很少有低收入国家能够广泛开展病毒学监测。在DART研究中,我们对乌干达和津巴布韦成年患者进行了为期五年的随访,以评估一线抗逆转录病毒疗法(ART)的病毒学持久性,该研究中的病毒学检测是回顾性进行的。
DART研究比较了有/无常规CD4测量的临床驱动监测。对1762例患者进行了年度血浆病毒载量检测。根据抽样的逆概率计算分析权重。使用Kaplan-Meier曲线和Cox回归模型分析病毒学失败时间,病毒学失败定义为ART治疗48周后首次病毒载量测量≥200拷贝/毫升。
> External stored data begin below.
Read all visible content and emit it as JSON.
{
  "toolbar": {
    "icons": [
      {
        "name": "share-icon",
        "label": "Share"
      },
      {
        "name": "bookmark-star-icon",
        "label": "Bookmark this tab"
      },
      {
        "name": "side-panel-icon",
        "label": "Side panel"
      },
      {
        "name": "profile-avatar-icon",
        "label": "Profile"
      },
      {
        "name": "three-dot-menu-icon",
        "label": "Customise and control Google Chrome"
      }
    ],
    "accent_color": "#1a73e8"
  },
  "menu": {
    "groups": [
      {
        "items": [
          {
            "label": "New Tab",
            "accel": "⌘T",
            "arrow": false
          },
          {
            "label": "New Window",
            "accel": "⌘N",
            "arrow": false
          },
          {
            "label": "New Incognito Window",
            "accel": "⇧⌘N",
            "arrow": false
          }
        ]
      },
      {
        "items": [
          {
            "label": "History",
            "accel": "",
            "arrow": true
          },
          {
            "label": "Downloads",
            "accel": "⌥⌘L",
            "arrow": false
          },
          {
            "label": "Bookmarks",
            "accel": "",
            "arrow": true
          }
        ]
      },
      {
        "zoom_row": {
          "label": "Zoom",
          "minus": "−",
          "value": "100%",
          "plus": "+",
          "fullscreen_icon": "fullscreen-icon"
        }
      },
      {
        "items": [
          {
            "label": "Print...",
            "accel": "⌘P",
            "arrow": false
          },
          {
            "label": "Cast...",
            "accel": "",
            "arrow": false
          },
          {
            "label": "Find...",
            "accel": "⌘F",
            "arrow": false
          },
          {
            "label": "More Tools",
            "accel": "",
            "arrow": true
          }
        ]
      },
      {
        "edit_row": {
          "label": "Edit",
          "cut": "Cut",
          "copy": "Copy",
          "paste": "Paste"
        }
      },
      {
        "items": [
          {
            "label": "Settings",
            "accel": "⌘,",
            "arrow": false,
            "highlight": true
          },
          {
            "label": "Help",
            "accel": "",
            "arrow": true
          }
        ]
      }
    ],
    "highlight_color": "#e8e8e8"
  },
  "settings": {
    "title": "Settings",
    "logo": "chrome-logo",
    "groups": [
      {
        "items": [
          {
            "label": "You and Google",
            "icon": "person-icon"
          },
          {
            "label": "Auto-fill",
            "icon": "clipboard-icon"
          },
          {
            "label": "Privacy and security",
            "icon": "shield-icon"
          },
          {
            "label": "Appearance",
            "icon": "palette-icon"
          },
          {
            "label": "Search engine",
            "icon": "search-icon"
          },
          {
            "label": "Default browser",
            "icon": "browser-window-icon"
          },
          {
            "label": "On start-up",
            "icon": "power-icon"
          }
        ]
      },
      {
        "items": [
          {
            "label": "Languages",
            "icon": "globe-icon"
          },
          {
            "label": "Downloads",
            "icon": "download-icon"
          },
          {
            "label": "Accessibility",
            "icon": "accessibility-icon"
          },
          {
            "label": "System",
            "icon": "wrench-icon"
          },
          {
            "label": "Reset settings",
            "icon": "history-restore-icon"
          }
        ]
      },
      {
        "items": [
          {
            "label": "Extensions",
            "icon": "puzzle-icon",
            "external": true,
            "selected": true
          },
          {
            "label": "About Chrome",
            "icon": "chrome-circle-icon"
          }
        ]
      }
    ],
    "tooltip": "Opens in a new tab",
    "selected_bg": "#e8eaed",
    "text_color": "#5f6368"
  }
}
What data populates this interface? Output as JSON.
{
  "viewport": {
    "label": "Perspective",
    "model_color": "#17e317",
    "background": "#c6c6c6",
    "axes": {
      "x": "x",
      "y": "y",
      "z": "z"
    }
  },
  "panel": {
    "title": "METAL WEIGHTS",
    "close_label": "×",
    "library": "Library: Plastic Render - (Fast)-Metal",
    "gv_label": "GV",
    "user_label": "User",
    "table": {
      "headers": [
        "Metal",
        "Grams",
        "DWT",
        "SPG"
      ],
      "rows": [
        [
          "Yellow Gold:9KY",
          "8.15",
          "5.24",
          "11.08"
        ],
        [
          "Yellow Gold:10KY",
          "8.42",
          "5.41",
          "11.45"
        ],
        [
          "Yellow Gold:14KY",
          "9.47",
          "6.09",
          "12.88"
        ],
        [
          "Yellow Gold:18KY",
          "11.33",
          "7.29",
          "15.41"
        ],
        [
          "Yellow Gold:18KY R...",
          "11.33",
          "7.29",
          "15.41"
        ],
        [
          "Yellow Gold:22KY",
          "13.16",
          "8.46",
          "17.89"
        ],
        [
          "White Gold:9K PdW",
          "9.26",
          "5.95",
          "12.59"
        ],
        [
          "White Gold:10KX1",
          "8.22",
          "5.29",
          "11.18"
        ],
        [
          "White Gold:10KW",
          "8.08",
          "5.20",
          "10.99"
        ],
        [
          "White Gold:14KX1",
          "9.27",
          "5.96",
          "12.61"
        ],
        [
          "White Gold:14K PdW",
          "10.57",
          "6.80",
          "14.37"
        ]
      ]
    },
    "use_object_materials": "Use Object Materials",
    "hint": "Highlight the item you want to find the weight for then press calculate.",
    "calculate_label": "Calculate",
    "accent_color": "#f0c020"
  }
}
总体而言,DART试验患者中65%为女性。患者开始一线ART治疗的中位(四分位间距;IQR)年龄为37岁(32 - 42岁),CD4细胞计数中位数为86(32 - 140)。ART治疗240周后,开始使用含奈韦拉平+齐多夫定+拉米夫定的双类核苷类逆转录酶抑制剂(NRTI)-非核苷类逆转录酶(NNRTI)方案的患者病毒学失败发生率低于使用含替诺福韦+齐多夫定+拉米夫定的三联NRTI方案的患者(21%对40%;风险比(HR)=0.48,95%置信区间:0.38 - 0.62;p<0.0001)。在多变量分析中,女性患者(HR = 0.79,95%置信区间:0.65 - 0.95;p = 0.02)、年龄较大的患者(HR = 每10年0.73,95%置信区间:0.64 - 0.84;p<0.0001)和ART治疗前CD4细胞计数较高的患者(HR = 每100个细胞/立方毫米0.64,95%置信区间:0.54 - 0.75;p<0.0001)在调整ART依从性后病毒学失败发生率较低。两种随机监测策略之间的失败率没有差异(p = 0.25)。
在没有病毒学监测的情况下,双类NRTI - NNRTI一线ART的病毒学抑制长期持久性显著,这得益于高质量的临床管理和持续的药物供应。为实现更高的病毒学抑制率,可能需要基于病毒载量的差异化护理。
于2000年10月18日前瞻性注册为ISRCTN13968779 。